“Come on, Rio! Play along.”
“What do they do, baby?”
She rolled her eyes at my dull tone, but she wasn’t deterred. “They get jalapeño business!”
When she saidjalapeño, it came out like, al-ap-en-yo. Translated:all-up-in-yo. A beat passed between us, and she exploded with laughter. I couldn’t help it. I laughed too. It wasn’t really from the joke, but how she’d been lately.
She was being…Mia. I could see the girl she once was and the woman she was becoming.
Mine.
Always mine.
My old man said this place was a sanctuary. A place to find peace in the world. Maybe I had become numb to it because I only felt peace around her. But I could see the difference the time here had made in her.
“Here,” I said, stopping at two crates I purposely left out. All those years ago, my old man had saved them. I helped her sit. I took the one next to her. I checked my watch.
“Need to be somewhere?”
My eyes found hers. “Nowhere but here.”
“Perfetto,” she breathed out.
As she did, the lights in the trees started to flash in time to the tempo of the song that played. Her eyes flickered with it.
“Boxes,” she said, her smile so wide it made her eyes crinkle. “Your old-man music!”
“Boxes” was the name of the song I’d sent to her years ago. It was what she called my old-man music.
“I inherited my old man’s taste in music.” I shrugged. “I enjoy music that’s even more ancient than this one.”
She moved in closer to me, really listening to the song. Her head rested on my shoulder, and her hand came to my knee. When I looked down, her free hand held up the envelope she’d brought.
“For you,” she whispered.
I took it from her. Slowly, I slid my finger under the flap. She hadn’t sealed it. My eyes refused to look away from the picture she’d given me.
Her finger traced the both of us. “Austin, Texas,” she said. “Remember? The Hamilton Pool Preserve.”
I nodded, the knot in my throat too hard to talk past. She was floating around, and I was right next to her. The picture caught the exact moment she splashed me and started laughing. I was a mean-looking motherfucker even back then. Years did nothing to soften me. Somehow, though, she had the power to.
“Mamma took it of us. I had no idea. Not until recently. I wanted to give you something special, but not…a thing. A memory. Something meaningful to both of us. I knew I loved you then, Saverio.” She turned it over. Scarlett had written our names and the date on the back.
Lower than that was more writing. Different handwriting.
“If I were dead and buried And I heard your voice, Beneath the sod My heart of dust Would still rejoice.”Mia read the quote out loud. “That was me, my handwriting. I wrote that.”

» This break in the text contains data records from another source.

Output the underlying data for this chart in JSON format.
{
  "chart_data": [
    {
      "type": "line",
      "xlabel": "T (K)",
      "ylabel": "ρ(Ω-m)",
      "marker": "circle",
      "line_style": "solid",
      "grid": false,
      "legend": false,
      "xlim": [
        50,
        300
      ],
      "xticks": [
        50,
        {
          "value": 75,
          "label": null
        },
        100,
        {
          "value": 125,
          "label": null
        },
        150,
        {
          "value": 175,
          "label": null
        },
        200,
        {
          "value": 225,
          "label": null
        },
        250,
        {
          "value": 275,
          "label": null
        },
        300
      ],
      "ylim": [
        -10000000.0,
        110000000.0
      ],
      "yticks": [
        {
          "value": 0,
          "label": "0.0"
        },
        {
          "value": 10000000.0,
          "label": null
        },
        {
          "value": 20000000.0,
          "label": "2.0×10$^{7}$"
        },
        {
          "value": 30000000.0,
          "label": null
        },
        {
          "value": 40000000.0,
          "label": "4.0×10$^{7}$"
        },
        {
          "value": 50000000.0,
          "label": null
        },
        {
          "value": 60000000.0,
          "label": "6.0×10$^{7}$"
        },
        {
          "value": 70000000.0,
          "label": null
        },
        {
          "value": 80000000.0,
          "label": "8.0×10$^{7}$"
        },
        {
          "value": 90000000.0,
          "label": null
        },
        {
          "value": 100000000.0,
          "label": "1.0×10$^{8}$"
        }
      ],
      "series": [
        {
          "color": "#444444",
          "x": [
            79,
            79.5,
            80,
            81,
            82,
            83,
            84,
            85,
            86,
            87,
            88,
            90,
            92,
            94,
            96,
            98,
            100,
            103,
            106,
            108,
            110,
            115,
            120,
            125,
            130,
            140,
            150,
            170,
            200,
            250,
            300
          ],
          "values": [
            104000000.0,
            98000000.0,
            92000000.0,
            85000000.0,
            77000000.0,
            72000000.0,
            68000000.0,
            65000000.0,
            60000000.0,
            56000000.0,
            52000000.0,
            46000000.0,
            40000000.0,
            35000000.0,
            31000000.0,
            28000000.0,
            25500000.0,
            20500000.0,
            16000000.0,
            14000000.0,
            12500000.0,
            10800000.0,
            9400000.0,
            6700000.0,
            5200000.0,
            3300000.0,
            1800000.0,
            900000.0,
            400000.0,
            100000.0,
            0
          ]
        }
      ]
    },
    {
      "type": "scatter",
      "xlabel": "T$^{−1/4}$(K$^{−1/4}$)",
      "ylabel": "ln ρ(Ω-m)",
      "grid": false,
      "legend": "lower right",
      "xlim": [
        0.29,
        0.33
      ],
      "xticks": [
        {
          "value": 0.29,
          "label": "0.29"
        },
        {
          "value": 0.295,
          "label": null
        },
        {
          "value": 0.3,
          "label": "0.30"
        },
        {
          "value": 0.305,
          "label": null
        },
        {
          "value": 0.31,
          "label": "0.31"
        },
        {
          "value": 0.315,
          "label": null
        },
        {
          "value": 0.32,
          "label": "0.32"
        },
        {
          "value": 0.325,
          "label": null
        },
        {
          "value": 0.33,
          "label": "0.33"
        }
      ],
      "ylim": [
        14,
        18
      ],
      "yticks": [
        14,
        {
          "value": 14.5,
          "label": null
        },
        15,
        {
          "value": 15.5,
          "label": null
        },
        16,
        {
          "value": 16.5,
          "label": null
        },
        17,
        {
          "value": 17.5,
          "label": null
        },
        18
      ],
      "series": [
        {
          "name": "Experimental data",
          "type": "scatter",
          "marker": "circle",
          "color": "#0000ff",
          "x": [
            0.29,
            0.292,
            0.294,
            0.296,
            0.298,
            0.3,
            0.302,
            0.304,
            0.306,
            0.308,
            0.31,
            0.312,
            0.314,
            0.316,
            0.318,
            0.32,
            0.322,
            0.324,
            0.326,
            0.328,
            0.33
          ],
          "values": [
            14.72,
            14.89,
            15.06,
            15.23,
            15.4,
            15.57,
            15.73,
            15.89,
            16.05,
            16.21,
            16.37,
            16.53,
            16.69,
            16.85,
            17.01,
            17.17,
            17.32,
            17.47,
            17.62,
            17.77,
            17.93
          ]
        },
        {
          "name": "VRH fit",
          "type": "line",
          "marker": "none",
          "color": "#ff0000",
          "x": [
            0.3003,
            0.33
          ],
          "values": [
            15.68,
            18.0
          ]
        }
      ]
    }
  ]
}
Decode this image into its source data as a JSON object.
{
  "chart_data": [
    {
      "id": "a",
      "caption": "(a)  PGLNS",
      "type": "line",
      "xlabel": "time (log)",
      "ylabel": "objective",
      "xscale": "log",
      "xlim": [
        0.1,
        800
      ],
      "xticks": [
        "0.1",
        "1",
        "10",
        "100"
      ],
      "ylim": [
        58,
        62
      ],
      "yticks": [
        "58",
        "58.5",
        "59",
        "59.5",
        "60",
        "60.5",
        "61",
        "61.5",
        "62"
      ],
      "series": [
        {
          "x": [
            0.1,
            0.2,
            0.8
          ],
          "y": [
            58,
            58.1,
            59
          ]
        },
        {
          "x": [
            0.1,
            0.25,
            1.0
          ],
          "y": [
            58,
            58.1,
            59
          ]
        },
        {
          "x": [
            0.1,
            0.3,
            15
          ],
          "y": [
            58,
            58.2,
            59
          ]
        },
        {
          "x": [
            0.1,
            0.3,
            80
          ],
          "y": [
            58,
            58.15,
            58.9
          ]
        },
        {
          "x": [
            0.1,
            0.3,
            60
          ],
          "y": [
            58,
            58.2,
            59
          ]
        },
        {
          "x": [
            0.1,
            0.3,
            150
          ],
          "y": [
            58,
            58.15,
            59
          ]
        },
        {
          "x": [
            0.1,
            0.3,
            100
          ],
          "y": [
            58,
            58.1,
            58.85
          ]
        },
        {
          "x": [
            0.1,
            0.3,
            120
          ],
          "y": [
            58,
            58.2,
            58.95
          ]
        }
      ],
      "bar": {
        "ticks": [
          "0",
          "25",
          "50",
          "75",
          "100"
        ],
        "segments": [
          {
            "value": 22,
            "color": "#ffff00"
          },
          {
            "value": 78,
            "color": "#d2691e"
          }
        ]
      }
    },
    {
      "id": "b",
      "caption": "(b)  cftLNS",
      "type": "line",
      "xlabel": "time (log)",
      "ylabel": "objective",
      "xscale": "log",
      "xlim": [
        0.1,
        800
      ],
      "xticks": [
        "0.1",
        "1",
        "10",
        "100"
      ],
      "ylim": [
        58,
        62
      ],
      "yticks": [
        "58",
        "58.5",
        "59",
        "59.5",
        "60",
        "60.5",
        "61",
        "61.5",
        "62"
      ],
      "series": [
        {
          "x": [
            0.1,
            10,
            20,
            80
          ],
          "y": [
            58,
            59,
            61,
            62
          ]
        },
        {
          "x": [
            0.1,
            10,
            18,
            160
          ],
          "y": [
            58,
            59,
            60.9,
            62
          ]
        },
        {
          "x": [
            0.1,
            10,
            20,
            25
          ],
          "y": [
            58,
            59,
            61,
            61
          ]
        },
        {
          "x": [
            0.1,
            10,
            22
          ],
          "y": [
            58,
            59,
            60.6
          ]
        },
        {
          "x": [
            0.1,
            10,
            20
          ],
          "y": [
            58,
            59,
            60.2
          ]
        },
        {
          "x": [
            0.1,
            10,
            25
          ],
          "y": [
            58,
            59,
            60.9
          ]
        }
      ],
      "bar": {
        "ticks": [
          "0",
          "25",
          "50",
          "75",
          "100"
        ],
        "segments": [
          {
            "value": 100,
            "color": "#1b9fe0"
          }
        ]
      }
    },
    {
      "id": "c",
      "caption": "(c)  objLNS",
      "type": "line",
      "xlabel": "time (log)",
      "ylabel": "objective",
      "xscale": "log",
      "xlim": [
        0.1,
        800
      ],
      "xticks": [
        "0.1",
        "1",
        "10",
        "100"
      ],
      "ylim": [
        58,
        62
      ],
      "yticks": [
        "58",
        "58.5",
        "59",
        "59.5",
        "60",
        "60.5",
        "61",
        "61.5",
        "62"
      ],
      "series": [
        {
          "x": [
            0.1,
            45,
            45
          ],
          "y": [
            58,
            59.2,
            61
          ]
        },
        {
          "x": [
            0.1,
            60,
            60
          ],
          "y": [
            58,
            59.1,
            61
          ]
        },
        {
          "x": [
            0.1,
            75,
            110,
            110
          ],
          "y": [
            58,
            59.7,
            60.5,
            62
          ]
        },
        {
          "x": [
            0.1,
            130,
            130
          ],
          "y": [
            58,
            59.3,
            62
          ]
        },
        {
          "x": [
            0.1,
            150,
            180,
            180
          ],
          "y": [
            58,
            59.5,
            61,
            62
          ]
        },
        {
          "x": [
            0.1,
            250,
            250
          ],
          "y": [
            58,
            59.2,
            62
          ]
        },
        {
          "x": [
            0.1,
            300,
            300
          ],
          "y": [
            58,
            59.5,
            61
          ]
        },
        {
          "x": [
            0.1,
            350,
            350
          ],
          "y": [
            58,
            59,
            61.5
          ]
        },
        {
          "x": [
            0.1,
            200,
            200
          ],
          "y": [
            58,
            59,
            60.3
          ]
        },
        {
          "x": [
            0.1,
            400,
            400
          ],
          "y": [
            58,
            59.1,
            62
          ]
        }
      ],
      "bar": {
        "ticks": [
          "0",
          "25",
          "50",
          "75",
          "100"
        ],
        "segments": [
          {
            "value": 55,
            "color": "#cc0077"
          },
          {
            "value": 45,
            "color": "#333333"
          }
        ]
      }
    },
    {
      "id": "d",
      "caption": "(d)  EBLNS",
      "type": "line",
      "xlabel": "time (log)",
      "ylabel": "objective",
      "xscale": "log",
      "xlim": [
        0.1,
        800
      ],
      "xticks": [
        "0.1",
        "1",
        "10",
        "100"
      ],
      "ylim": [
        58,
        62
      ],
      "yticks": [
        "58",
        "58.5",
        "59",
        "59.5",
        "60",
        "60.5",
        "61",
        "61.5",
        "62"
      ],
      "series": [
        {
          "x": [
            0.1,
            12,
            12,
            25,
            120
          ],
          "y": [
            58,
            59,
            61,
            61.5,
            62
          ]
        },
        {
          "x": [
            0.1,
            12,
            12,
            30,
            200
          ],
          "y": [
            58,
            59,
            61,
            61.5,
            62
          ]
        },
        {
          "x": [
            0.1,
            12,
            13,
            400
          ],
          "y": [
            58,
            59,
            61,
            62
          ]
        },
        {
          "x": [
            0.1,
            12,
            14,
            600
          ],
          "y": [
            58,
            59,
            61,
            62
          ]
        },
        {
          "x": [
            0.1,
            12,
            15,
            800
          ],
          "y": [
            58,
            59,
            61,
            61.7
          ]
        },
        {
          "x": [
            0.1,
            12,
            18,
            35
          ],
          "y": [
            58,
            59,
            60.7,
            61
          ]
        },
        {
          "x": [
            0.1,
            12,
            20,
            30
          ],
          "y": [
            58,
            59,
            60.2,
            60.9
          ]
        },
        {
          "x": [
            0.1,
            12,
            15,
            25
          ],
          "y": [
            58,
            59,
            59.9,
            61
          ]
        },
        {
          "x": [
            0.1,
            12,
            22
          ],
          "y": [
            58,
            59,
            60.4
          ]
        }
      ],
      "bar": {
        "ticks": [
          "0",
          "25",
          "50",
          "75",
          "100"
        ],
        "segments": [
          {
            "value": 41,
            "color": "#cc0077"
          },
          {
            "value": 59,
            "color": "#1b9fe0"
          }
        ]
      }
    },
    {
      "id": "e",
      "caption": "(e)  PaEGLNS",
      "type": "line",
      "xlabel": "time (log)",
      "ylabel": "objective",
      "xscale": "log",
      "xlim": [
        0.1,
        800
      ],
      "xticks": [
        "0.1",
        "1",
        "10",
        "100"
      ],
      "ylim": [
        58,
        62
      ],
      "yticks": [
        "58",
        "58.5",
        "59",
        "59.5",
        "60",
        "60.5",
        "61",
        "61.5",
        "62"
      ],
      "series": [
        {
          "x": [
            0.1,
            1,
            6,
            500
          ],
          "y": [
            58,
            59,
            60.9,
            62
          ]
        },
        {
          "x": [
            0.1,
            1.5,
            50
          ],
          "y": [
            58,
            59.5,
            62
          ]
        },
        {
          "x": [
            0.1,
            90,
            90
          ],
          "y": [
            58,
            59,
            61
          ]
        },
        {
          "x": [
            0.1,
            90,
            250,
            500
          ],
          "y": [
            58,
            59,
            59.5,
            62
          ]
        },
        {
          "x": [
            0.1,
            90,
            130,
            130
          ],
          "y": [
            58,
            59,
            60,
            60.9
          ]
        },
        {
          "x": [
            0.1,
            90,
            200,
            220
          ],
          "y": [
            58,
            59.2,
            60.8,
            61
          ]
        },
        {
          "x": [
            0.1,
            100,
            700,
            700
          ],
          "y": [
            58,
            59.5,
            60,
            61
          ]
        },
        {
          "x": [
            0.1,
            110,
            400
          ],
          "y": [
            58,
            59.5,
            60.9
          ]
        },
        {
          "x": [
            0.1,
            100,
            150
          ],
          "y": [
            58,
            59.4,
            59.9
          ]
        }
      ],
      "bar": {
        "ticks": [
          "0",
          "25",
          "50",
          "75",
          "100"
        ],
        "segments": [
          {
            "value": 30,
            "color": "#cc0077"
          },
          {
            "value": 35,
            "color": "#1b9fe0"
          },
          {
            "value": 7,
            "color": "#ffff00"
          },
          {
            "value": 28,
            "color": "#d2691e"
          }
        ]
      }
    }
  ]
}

I leaned in and kissed her lips softly before I turned to the side and flipped another crate over. I picked up a box and handed it to her.
“Open it,” I said when her hands only caressed the top.
She did, then pulled out a rock that was inside. She lifted it up. “You didn’t.”
“I saved it.”
She’d thrown it at me that day at the pool preserve in Austin. She’d thrown it at me because I’d told her she was going to marry me someday. It pissed her off. I thought smoke was going to blow out of her ears and nose. I’d saved it all those years so I could give it to her when the time was right. The rock symbolized the moment she cracked my darkness and her light flooded in.
“And here I am,” she said, caressing the rock. “Marrying you.”